# transformer coil wire question



## SE18 (Dec 29, 2013)

Hoping someone can answer this. I'm in process of building a spot welder like this fellow did:

http://www.youtube.com/watch?v=d5pGN6pqkyY

I discharged the caps, got everything removed now and am tearing down the transformer to rewrap it. 

I'm going to reuse the primary winding, along with a length of 2ga I purchased (discarding the secondary that was in the transformer)

In the process of removing the primary (to get to the secondary to remove that), I very slightly nicked some of the primary copper wires that were exposed. The nicks are superficial and everything is intact.

So the question is, is the primary still useable?

Thanks


----------



## SE18 (Dec 29, 2013)

well, i found some liquid electrical tape so I'm going to cover them up and proceed


----------



## Rbeckett (Dec 29, 2013)

Nail polish or varnish will work also.  The primary and seconday coils must be insulated along their entire length and not allowed to touch themselves or each other to get the maximum effect of the field.  Commercial transformers use epoxy impregnated paper and heat to seal the wraps.  Once the coil is wound sufficiently it is baked in an oven  t o set the epoxy and encase the wires in insulation.  There was a How it's made TV show that shows the entire process and you might look around and see if you could locate that episode and give it a watch.  It was very informative and would help you proceed safely and efficiently.  Worth a look anyway.

Bob


----------



## SE18 (Dec 29, 2013)

thanks.

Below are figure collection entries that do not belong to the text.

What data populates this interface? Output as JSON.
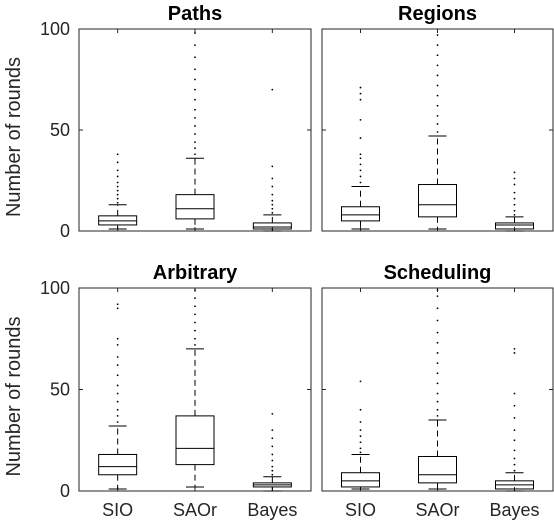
{
  "chart_data": [
    {
      "type": "box",
      "title": "Paths",
      "ylabel": "Number of rounds",
      "ylim": [
        0,
        100
      ],
      "yticks": [
        "0",
        "50",
        "100"
      ],
      "categories": [
        "SIO",
        "SAOr",
        "Bayes"
      ],
      "series": [
        {
          "q1": 3,
          "median": 5,
          "q3": 7.5,
          "whisker_low": 1,
          "whisker_high": 13,
          "outliers": [
            14,
            16,
            18,
            20,
            22,
            24,
            27,
            30,
            34,
            38
          ]
        },
        {
          "q1": 6,
          "median": 11,
          "q3": 18,
          "whisker_low": 1,
          "whisker_high": 36,
          "outliers": [
            38,
            41,
            44,
            48,
            52,
            56,
            60,
            65,
            70,
            75,
            80,
            86,
            92,
            98
          ]
        },
        {
          "q1": 1,
          "median": 2,
          "q3": 4,
          "whisker_low": 0,
          "whisker_high": 8,
          "outliers": [
            9,
            11,
            13,
            15,
            18,
            22,
            26,
            32,
            70
          ]
        }
      ]
    },
    {
      "type": "box",
      "title": "Regions",
      "ylabel": "",
      "ylim": [
        0,
        100
      ],
      "yticks": [],
      "categories": [
        "SIO",
        "SAOr",
        "Bayes"
      ],
      "series": [
        {
          "q1": 5,
          "median": 8,
          "q3": 12,
          "whisker_low": 1,
          "whisker_high": 22,
          "outliers": [
            24,
            27,
            30,
            33,
            36,
            38,
            46,
            55,
            65,
            68,
            71
          ]
        },
        {
          "q1": 7,
          "median": 13,
          "q3": 23,
          "whisker_low": 1,
          "whisker_high": 47,
          "outliers": [
            49,
            53,
            57,
            62,
            67,
            72,
            77,
            82,
            87,
            92,
            97
          ]
        },
        {
          "q1": 1,
          "median": 3,
          "q3": 4,
          "whisker_low": 0,
          "whisker_high": 7,
          "outliers": [
            8,
            10,
            13,
            16,
            19,
            23,
            26,
            29
          ]
        }
      ]
    },
    {
      "type": "box",
      "title": "Arbitrary",
      "ylabel": "Number of rounds",
      "ylim": [
        0,
        100
      ],
      "yticks": [
        "0",
        "50",
        "100"
      ],
      "categories": [
        "SIO",
        "SAOr",
        "Bayes"
      ],
      "series": [
        {
          "q1": 8,
          "median": 12,
          "q3": 18,
          "whisker_low": 1,
          "whisker_high": 32,
          "outliers": [
            34,
            37,
            40,
            44,
            48,
            52,
            57,
            62,
            66,
            72,
            75,
            90,
            92
          ]
        },
        {
          "q1": 13,
          "median": 21,
          "q3": 37,
          "whisker_low": 2,
          "whisker_high": 70,
          "outliers": [
            72,
            75,
            79,
            83,
            87,
            91,
            95,
            99
          ]
        },
        {
          "q1": 2,
          "median": 3,
          "q3": 4,
          "whisker_low": 0,
          "whisker_high": 7,
          "outliers": [
            8,
            10,
            12,
            15,
            18,
            22,
            26,
            30,
            38
          ]
        }
      ]
    },
    {
      "type": "box",
      "title": "Scheduling",
      "ylabel": "",
      "ylim": [
        0,
        100
      ],
      "yticks": [],
      "categories": [
        "SIO",
        "SAOr",
        "Bayes"
      ],
      "series": [
        {
          "q1": 2,
          "median": 5,
          "q3": 9,
          "whisker_low": 1,
          "whisker_high": 18,
          "outliers": [
            19,
            21,
            24,
            27,
            30,
            34,
            40,
            54
          ]
        },
        {
          "q1": 4,
          "median": 8,
          "q3": 17,
          "whisker_low": 1,
          "whisker_high": 35,
          "outliers": [
            37,
            40,
            44,
            48,
            53,
            58,
            63,
            68,
            73,
            78,
            84,
            90,
            96,
            99
          ]
        },
        {
          "q1": 1,
          "median": 3,
          "q3": 5,
          "whisker_low": 0,
          "whisker_high": 9,
          "outliers": [
            10,
            13,
            16,
            20,
            25,
            30,
            36,
            42,
            48,
            68,
            70
          ]
        }
      ]
    }
  ]
}
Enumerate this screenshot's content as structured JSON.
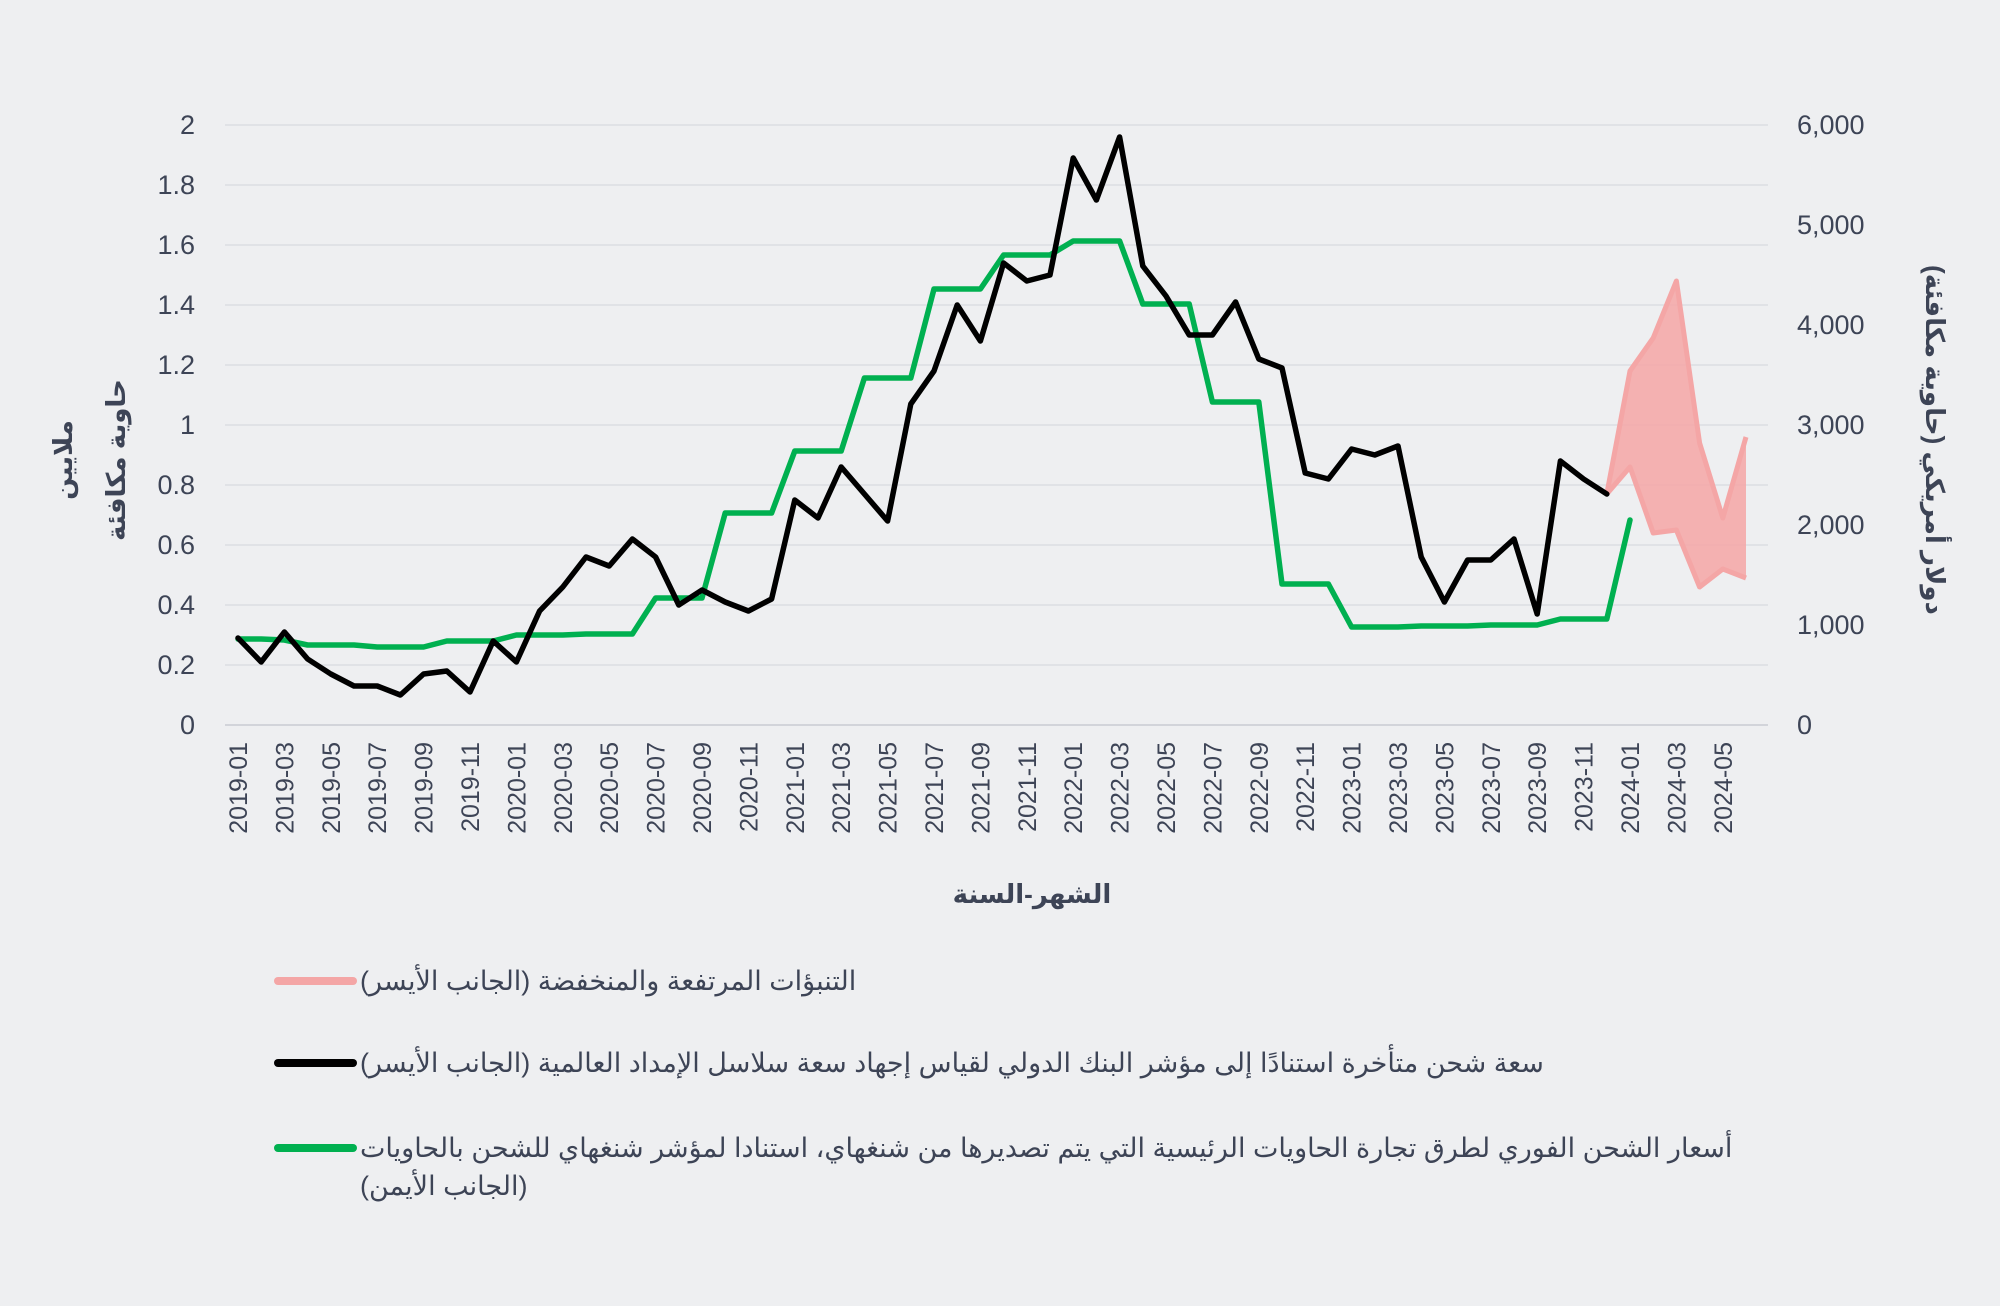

I did find one vid:

http://www.youtube.com/watch?v=sqMGgVZXseA

it'll be a while b/c I'm doing other projects too but once it's done I'll post in the welding section and do some trial experiments


----------



## miro (Jan 18, 2014)

Yup - just make sure that you've got the primary isolated and you'll fine.
At worst, you'll get a big flash and trip a breaker.

I've used a MOT several projects ( low voltage outputs) including a spot welder. I get about 950 A on the secondary at just under 1 volt.
At 950 A secondary current, the primary current is just over 8 A, well below the limits of a 15A circuit.

But I DO use a momentary contact switch with  a NORMALLY OPEN position. And I have physically set it up so that activating the switch takes a deliberate physical act. That way  I cannot accidentally close the switch.

miro


----------